Characterization of the thrombin generation potential of leukemic and solid tumor cells by calibrated automated thrombography

Abstract

Background: Thrombin, the final enzyme of blood coagulation, is a multifunctional serine protease also involved in the progression of cancer. Tumor cells may activate blood coagulation proteases through the expression of procoagulant activities. However, specific information about the thrombin generation potential of malignant tissues is lacking. In this study we applied a single global coagulation test, the calibrated automated thrombogram assay, to characterize the specific procoagulant phenotypes of different tumor cells.

Design and methods: Malignant hematologic cells (i.e. NB4, HEL, and K562) or solid tumor cells (i.e. MCF-7 breast cancer and H69 small cell lung cells) were selected for the study. The calibrated automated thrombo-gram assay was performed in normal plasma and in plasma samples selectively deficient in factor VII, XII, IX or X, in the absence or presence of a specific anti-tissue factor antibody. Furthermore, cell tissue factor levels were characterized by measuring antigen, activity and mRNA expression.

Results: In normal plasma, NB4 induced the highest thrombin generation, followed by MCF-7, H69, HEL, and K562 cells. The anti-tissue factor antibody, as well as deficiencies of factors VII, IX and XII affected the thrombin generation potential of malignant cells to different degrees, allowing differentiation of the two different pathways of blood clotting activation - by tissue factor or contact activation. The thrombin generation capacity of NB4 and MCF-7 cells was tissue factor-dependent, as it was highly sensitive to inhibition by anti-tissue factor antibody and factor VII deficiency, while the thrombin generation capacity of H69, HEL and K562 was contact activation-dependent, as no thrombin was generated by these cells in factor XII-deficient plasma.
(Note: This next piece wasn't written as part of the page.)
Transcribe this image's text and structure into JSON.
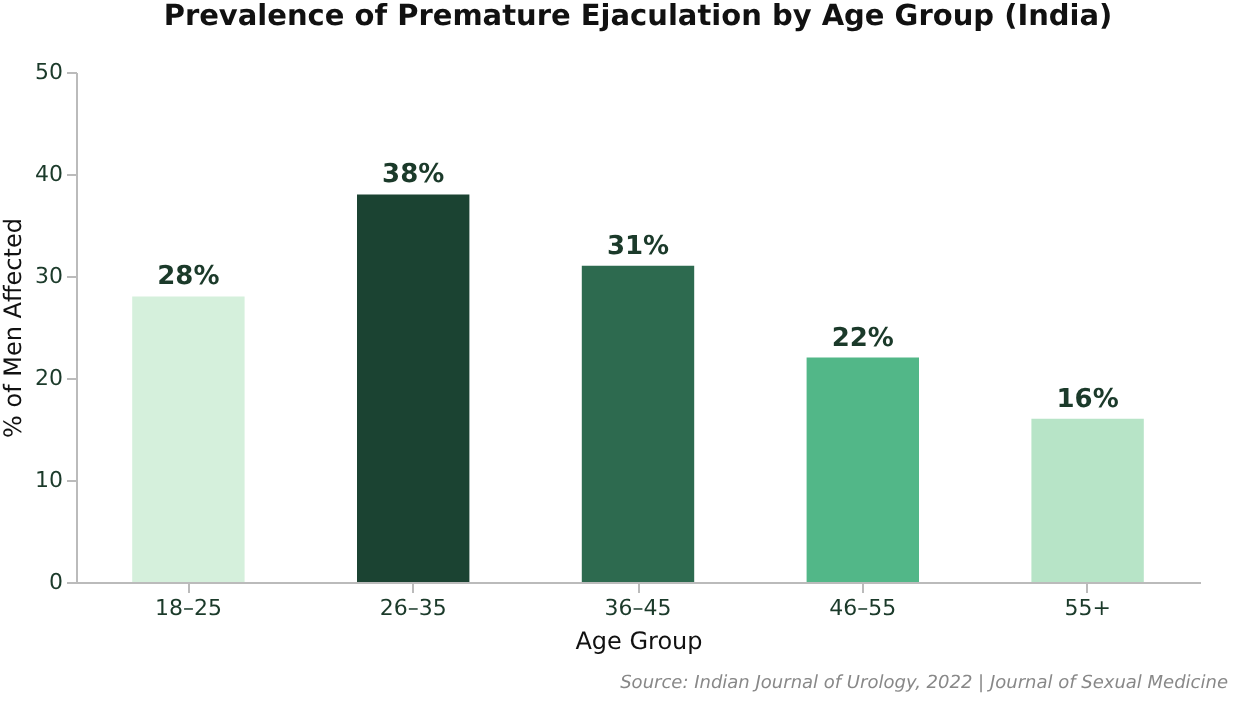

Conclusions: This study demonstrates that the calibrated automated thrombogram assay is capable of quantifying, characterizing, and comparing the thrombin generation capacity of different tumor cells. This provides a useful tool for understanding the key factors determining the global pro-coagulant profile of tumors, which is important for addressing specific targeted therapy for the prevention of thrombosis and for cancer.

Figure 1.

Expression of TF by the different tumor cell lines. Cells were collected after 24 h of seeding, washed and lysed in the appropriate buffer for the different TF assays, as described in the Design and Methods section. (A) TF activity measured by a chromogenic assay. (B) TF antigen measured by an ELISA, (C) TF mRNA levels expressed as a percentage of the ratio between GAPDH and TF cDNA measured in PCR experiments.

Figure 2.

Influence of increasing cell numbers on thrombin generation parameters. Thrombin generation in platelet-free plasma was induced by lysates from NB4 (panel A) and H69 (panel B) cell lines. Three different concentrations (i.e. 1, 2, 3 ×10⁶ cells/mL) of cells were tested and compared to 1 and 5 pM TF standard preparations. Results are the mean±SD of three experiments performed in triplicate.

Figure 3.

Thrombin generation curves. The graph shows the thrombin generation curves in platelet-free plasma induced by the different tumor cell lines or buffer (phosphate-buffered saline, dashed line).

Figure 4.

Effect of anti-TF antibody on thrombin generation in platelet-free plasma (PFP). Cell lysates were preincubated with 0.09 mg/mL anti-TF antibody or negative antibody and then tested for thrombin generation in PFP. Inhibition of TF determined a more pronounced reduction of thrombin generation in NB4 and MCF-7 cells than in HEL, K562 and H69 cells. Results represent the mean ± SD of three experiments performed in triplicate. *P<0.05 vs. cotrol antibody.

Figure 5.

Thrombin generation in platelet-free plasma and in FVII-deficient plasma. FVII depletion significantly reduced the thrombin generation capacity of MCF-7 and NB4 cell lines. H69, HEL and K562 cell lines were poorly affected by FVII depletion. Results represent the mean±SD of three experiments performed in triplicate. *P<0.05 vs. PFP.

Figure 6.

Thrombin generation in FXII- and FIX-deficient plasma. All the cell lines were tested in both FXII- and FIX-deficient plasma. Only MCF-7 and NB4 cells retained the capacity to induce thrombin generation in FXII-deficient plasma (A). In FIX-deficient plasma only the NB4 cell line could generate thrombin (B).